Like the case in the 70s, the international communication flow is still monopolised by a handful of media houses that form the global mainstream, these are centred in a few western capitals and for decades, their reporting, biased as it might be, has shaped the global agenda from politics to economics and social affairs.

There’s simply too much power and influence centred in a few international media houses something that doesn’t reflect today’s multilateral global political and economic order.

Yet, sadly, African governments, many that are victims of the vicious reports, have helped these few international media monopolies generate the influence they currently command.

An interview that would otherwise be denied a senior regional or national journalist is easily granted a BBC journalist and others have even gone ahead to place national adverts for a few seconds worth several million dollars to allegedly ‘market a country’s image abroad.’

Even after all this, what the likes of the BBC have managed to achieve for African countries is establish misrepresentative media frames that depict them based on the fancies of London, Paris and Washington based editors.

But it’s time for new efforts to tame these bullies.

In the 70s the United Nations Education, Scientific and Cultural Organisation (UNESCO) attempted to respond to this call by sponsoring the establishment of a New World Information and Communication Order (NWICO).
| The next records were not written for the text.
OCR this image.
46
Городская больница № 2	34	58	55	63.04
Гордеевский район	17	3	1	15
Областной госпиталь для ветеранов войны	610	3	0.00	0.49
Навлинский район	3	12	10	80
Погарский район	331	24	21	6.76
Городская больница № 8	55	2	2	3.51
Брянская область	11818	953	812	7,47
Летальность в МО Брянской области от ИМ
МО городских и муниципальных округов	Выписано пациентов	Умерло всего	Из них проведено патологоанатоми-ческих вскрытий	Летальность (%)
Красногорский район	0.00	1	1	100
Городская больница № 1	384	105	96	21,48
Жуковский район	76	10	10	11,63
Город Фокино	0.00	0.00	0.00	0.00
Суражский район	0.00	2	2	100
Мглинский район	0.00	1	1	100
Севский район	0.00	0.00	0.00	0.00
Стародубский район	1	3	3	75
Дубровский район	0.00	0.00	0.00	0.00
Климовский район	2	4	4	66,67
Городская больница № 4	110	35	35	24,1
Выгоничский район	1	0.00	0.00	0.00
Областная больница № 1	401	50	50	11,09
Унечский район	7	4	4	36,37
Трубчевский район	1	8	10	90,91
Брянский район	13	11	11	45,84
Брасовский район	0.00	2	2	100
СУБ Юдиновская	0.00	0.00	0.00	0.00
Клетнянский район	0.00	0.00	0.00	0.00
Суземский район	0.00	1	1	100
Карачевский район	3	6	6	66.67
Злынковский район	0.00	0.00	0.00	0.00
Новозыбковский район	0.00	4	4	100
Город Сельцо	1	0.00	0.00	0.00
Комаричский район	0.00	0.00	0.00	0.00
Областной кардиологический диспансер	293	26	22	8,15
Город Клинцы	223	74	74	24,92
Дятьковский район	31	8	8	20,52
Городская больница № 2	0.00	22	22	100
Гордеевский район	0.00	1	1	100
While that attempt failed mainly because of firm opposition from USA, the leading beneficiary of then status-quo, the foundation was a guanine one.

For instance, at the time of launching NWICO, the entire developing world had a mere 4 percent of the world’s computers; Africa had less than three newspapers per country, whereas the United States had 1,687 and European countries had an average of 1,400 libraries compared to 18 for African countries, these among other communication inequalities.

Today, the situation has much improved especially from the media infrastructure point of view, Africa has more newspapers, deeper internet penetration and digital literacy, mobile phones and African scholars and writers have found space in the global public sphere.

But that’s all about it. Africa is more of a bystander in international communication where the real initialing of debates and decision making is still a monopoly of the original gurus.

African print and broadcast media have modeled their programming on the stylebooks of the likes of the BBC blindly accepted as ‘professional standards.’

Meanwhile, African journalists work hard to win ‘excellence awards’ from the likes of CNN and when a standout African journalist shines, his peers point out that ‘you deserve to work for the BBC.’

This week, I met Ugandan BBC radio Journalist Allan Kasujja, at Serena Kigali Hotel, I truly envied him for his success, but Africa needs to create its own journalism template.

Europe’s Journalism model is a mismatch to Africa’s current needs especially at a time everyone is singing ‘Africa rising.’

Rather than follow the BBC’s lead of ‘man-bite-dog style of journalism’ African media should create more space for success stories that depict that ‘rise.

In Rwanda, everyone is busy developing along with a fast growing economy and the media here is focused on more development journalism that fits ‘these new times.’

This is not to say that we should keep silent when we stumble on political scandals, rigged elections or stolen public funds, the African journalism template should strike the delicate balance required while giving more prominence to a positive and developmental African story.

So how do we tame the BBC?

First, we could ban the BBC for a few months until a solemn apology to both country and the victims of the 1994 genocide against the Tutsi (that are yet to recover from the shocking distortion of facts depicted in the now infamous BBC broadcast) is given.

Imagine the brouhaha that would emerge if say Rwanda’s national public broadcaster ran a report that for instance disputed the authenticity of the revered queen of England, development aid would probably be suspended.

To tame the BBC, Africa should do what China is doing; invest in pan-African media with the aim of competing for a place on the international communication high table.

After years of being misrepresented, China chose to invest in its own international media, CCTV-news which is now deconstructing the traditional status-quo.

Until Africa gets its own mouth to speak for itself, it will always be victim of misrepresentation and well orchestrated western media propaganda.